De advocaat-generaal heeft – in afwijking van zijn schriftelijke vordering - gevorderd dat het vonnis waarvan beroep zal worden bevestigd.
Procesgang
In eerste aanleg is de verdachte ter zake van het ten laste gelegde veroordeeld tot een gevangenisstraf voor de duur van zeven dagen voorwaardelijk met een proeftijd van twee jaren. Voorts is beslist omtrent de vordering van de benadeelde partij als nader in het vonnis is vermeld.
Namens de verdachte is tegen het vonnis hoger beroep ingesteld.
Tenlastelegging
Aan de verdachte is ten laste gelegd dat:
hij op of omstreeks 29 november 2017 te 's-Gravenhage opzettelijk een portemonnee met inhoud (waaronder een OV-chipkaart en/of bankpas en/of creditcard), in elk geval enig goed, geheel of ten dele toebehorende aan [aangever], in elk geval aan een ander of anderen dan aan verdachte, en welk goed verdachte anders dan door misdrijf onder zich had, te weten als vinder, wederrechtelijk zich heeft toegeëigend.
Het vonnis waarvan beroep
Het vonnis waarvan beroep kan niet in stand blijven omdat het hof zich daarmee niet verenigt.
Vrijspraak
Anders dan de advocaat-generaal is het hof van oordeel dat niet wettig en overtuigend is bewezen hetgeen aan de verdachte is ten laste gelegd, zodat de verdachte daarvan behoort te worden vrijgesproken.
Het hof overweegt hieromtrent als volgt.
Uit het dossier blijkt dat de verdachte op 29 november 2017 werd aangehouden omdat hij zich in dronken toestand in een portiek bevond. Bij de insluitingsfouillering werd bij verdachte in zijn binnenzak een portemonnee aangetroffen en uit de inhoud van de portemonnee kon worden afgeleid dat deze en de zich daarin bevindende ov-chipkaart, bankpas en creditcard toebehoorde aan [aangever]. Uit het politieprocessen-systeem bleek dat er op 25 november 2017 door hem aangifte was gedaan van zakkenrollerij.
De verdachte heeft op 30 november 2017 bij de politie verklaard dat hij de portemonnee de vorige dag rond
8
uur op straat had gevonden in het centrum en dat in die portemonnee alleen pasjes zaten. Verder heeft de verdachte toen verklaard dat hij het telefoonnummer van die man wilde zoeken en dat hij de portemonnee dan aan de man terug wilde geven voor wat centjes.

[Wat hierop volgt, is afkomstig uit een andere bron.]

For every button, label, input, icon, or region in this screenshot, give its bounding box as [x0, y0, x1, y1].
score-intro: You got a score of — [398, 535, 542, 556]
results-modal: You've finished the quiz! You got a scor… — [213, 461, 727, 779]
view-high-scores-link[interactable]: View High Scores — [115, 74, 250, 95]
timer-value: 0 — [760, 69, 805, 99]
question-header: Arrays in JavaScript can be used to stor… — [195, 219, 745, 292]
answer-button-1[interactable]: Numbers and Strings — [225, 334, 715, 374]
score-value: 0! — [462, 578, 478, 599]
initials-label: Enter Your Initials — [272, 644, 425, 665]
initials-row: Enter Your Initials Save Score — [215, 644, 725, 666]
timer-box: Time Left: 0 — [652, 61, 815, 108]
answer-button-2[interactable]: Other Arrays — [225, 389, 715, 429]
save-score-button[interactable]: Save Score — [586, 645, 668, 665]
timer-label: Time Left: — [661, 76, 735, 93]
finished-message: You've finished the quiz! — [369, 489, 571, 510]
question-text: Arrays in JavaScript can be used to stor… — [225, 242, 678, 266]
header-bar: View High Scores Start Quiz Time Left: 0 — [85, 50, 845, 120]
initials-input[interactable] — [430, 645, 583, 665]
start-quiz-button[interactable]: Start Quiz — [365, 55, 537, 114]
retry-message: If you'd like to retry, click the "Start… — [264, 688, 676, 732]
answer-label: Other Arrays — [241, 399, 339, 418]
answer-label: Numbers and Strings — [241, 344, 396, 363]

Alle door de aangever in zijn aangifte genoemde pasjes zaten nog in de portemonnee.
Van wederrechtelijk toe-eigenen is sprake indien een persoon zonder daartoe gerechtigd te zijn als heer en meester beschikt over een goed dat aan een ander toebehoort. Het enkel onder zich hebben van iets wat men rechtmatig onder zich heeft levert nog geen verduistering op.
De verdachte heeft de door hem gevonden portemonnee bij zich gestoken. Uit niets blijkt echter dat de verdachte als heer en meester heeft beschikt over de aan [aangever] toebehorende portemonnee met inhoud.
Gelet op het vorenstaande kan niet worden bewezen dat verdachte zich de portemonnee van aangever [aangever] wederrechtelijk heeft toegeëigend, zodat de verdachte daarvan behoort te worden vrijgesproken.

BESLISSING

Het hof:
Vernietigt het vonnis waarvan beroep en doet opnieuw recht:
Verklaart niet bewezen dat de verdachte het ten laste gelegde heeft begaan en spreekt de verdachte daarvan vrij.
Dit arrest is gewezen door mr. T.B. Trotman, mr. O.E.M. Leinarts en mr. J.J.H.M. van Gennip,
in bijzijn van de griffier A. van der Schalk.
Het is uitgesproken op de openbare terechtzitting van het hof van 21 september 2018.
Mr. J.J.H.M. van Gennip is buiten staat dit arrest te ondertekenen.